The Board of the resulting issuer will consist of three nominees of the management of INEO and two nominees of the management of Metron as constituted prior to the transaction. The Chief Executive Officer of the resulting issuer will be Kyle Hall and the President of the resulting issuer shall be Greg Watkin. The third director officer nominated by INEO is yet to be determined. On behalf of Metron Capital Corp the two nominee Directors will be Gurminder Sangha and James Talyor. Metron will not be suspended from trading on completion of the transaction and there is no requirement to obtain shareholder approval of the transaction.

The completion of the transaction is subject to conditions, including but not limited to the execution of a definitive agreement, mutual due diligence of the parties, and the approval of all regulatory bodies having jurisdiction in connection with the transaction including the TSX Venture Exchange. The transaction is also subject to certain conditions, including but not limited to, completion of the concurrent financing, name change and consolidation, employment agreements being entered into with key members of management, third party approvals, and shares of the Metron to be issued in connection with the acquisition having been conditionally approved for listing on the exchange. The letter of intent has been approved by the Board of Directors of both INEO and Metron Capital. The acquisition has been approved by all of the shareholders of INEO, by such shareholders entering into the acquisition agreement. The exchange has conditionally accepted the acquisition subject to the issuer fulfilling all of the requirements of the exchange on or before April 16, 2020.
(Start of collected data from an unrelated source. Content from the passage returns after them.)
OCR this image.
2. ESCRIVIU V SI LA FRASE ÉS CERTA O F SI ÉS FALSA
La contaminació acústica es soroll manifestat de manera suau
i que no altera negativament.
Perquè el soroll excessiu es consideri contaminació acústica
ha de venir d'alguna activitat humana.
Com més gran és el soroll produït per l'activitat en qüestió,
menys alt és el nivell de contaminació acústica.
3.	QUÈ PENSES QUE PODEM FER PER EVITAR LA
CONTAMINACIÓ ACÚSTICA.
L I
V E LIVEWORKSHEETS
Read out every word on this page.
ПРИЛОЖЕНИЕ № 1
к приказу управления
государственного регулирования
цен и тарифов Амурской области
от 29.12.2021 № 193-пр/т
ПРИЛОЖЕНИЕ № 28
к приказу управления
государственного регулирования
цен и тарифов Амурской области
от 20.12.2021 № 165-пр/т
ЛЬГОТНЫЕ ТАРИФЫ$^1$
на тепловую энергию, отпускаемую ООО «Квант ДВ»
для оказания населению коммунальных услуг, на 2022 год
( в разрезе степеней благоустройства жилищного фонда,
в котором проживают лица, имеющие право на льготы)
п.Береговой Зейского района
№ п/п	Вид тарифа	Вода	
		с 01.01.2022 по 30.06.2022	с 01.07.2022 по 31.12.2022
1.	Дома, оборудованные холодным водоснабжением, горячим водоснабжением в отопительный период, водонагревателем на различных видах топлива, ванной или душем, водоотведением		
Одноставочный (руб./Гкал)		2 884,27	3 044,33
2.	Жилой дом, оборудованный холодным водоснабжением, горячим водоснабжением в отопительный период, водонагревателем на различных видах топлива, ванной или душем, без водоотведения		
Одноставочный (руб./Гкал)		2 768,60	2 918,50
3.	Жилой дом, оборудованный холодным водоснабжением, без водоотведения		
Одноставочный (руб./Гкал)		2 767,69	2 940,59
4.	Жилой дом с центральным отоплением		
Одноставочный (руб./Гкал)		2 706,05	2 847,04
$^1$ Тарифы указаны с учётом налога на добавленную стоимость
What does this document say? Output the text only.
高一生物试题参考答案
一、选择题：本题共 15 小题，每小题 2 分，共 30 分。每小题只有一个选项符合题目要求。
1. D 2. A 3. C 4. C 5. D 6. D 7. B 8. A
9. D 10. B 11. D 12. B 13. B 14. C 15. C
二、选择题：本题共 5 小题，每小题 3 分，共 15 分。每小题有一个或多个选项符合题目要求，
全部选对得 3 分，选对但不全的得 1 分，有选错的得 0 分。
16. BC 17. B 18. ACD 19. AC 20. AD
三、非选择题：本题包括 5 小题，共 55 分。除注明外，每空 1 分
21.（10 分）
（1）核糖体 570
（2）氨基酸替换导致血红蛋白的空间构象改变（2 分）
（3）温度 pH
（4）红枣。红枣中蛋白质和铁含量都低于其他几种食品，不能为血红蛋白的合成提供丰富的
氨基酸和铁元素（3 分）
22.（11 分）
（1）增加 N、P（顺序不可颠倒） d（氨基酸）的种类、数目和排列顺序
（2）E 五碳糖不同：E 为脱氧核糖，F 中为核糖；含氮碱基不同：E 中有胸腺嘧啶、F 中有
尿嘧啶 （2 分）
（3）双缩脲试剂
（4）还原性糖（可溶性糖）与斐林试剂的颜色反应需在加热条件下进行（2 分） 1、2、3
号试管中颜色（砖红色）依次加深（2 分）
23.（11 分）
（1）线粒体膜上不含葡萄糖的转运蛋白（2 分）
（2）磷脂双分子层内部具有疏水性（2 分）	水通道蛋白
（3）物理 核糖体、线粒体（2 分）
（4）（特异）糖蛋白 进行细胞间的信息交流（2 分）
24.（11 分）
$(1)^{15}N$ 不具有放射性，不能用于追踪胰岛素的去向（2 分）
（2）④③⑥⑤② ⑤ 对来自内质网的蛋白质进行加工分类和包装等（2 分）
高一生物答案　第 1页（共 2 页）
Computershare Trust Company of Canada acted as transfer agent to Metron. Peter M. Roth of Farris LLP acted as legal advisor to Metron Capital and Cory Kent of McMillan LLP acted as legal advisor to INEO.

INEO Solutions Inc completed the acquisition of Metron Capital Corp. (TSXV:MCN) in a reverse merger transaction on January 24, 2020. The new combined company will be known as INEO Tech Corp. and will recommence trading on the TSX Venture Exchange under the symbol “INEO”, at the open of market on January 29, 2020.